In theory my PC is dual-boot, running Ubuntu and Windows XP. The Windows XP partition is rarely used (I've nothing against XP, it just isn't so good a software development environment as Linux), but it struck me it'd make an excellent source of files, even if it was a version of Windows some way down the tracks from 95. By pulling files from my Windows disk (mounted by Ubuntu) I could, hopefully, create a more representative accession with a few more problems to solve than just "document" content.

(I also thought I could try creating a file system with a representative set of files to choose from - dlls from Windows 95 disks, etc. - but that would mean some manual collation of said files. This may be where I go next!).

So, 1 and 2 covered, what I needed next was a way to tie the file list to the data. I decided to use the file extension for this. For example, if the file list contains:


I wanted to grab any file with a ".DLL" extension from my data source (the XP disk). Any random file, rather than one that matched the accession, because the random here is likely to cause problems when it comes to processing this artificial accession and problems is what we really need to test something.

This suggested I needed a way to ask my file system "What do you have that has '.dll' at the end of the path?". There were lots of ways to do this - and here is where Linux shines. We have 'find', 'locate', 'which', etc. on the command line to discover files. There is also 'tracker' that I could have set indexing the XP filesystem. In the end I opted for Solr.

Solr provides a very quick and easy way to build an index of just about anything - it uses Lucene behind the scenes. (I like the way that almost rhymes!) If you're unfamiliar with either, then find out all about them quickly! In short, you tell it which fields you want to index (and how you want them indexed) and create XML documents that contain those fields. POST these to the Solr update service and it indexes them there and then.
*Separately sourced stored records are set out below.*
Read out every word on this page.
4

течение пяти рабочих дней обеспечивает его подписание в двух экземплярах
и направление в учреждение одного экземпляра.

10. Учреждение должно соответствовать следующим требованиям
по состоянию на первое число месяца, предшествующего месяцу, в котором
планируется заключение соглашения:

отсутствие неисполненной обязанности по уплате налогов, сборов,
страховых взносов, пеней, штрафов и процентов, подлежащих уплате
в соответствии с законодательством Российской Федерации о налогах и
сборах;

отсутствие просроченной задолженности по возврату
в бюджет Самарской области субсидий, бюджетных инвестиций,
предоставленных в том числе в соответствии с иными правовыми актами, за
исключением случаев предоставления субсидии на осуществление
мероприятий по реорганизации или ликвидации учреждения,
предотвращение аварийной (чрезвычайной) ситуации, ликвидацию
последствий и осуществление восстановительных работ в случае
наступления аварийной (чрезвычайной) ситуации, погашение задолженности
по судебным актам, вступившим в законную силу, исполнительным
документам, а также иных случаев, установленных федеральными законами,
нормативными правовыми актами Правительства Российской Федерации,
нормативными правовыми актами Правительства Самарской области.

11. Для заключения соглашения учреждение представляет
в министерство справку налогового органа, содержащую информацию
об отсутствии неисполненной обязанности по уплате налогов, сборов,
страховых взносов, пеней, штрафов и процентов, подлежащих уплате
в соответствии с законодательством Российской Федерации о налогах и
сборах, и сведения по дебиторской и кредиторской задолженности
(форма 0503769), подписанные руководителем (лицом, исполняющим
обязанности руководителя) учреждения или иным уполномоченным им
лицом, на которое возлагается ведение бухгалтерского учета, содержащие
I installed the Solr Web app., tweaked the configuration (including setting the data directory because no matter what I did with the environment and JNDI variables, it kept writing data to the directory from which Tomcat was started!), and then started posting documents for indexing to it. The document creation and POSTs were done with a simple Java "program" (really a script, and I could've just just about any language, but we're mostly using Java and I'm trying to de-rust my Java skills, I figured why not do this with Java too). The index of around 140,000 files took about 15 minutes (I've no idea if that is good or not).

(Renhart suggested an offshoot of this indexing too - namely the creation of a set of OS profiles, so that we can have a service that can be asked things like "What OS(es) does a file with SHA-1 hash XYZ belong to?" - enabling us to profile OSes and remove duplicates from our accessions).

The final step was to use another Java "program" to cludge the list of files in the accession with a lookup on the Solr index and some file copying. Then it is done - one accession that mirrors a real live file structure, contains real live files, but none of those files are "private" or a problem if they're lost. Even better, because we used more recent files, the accession is now 8GB rather than 2GB, aligning more with what we'd expect to get in the future.

Hooray! Now gotta pack it into disk images and start exploring processing!

Should anyone be interested, the source code is available for download.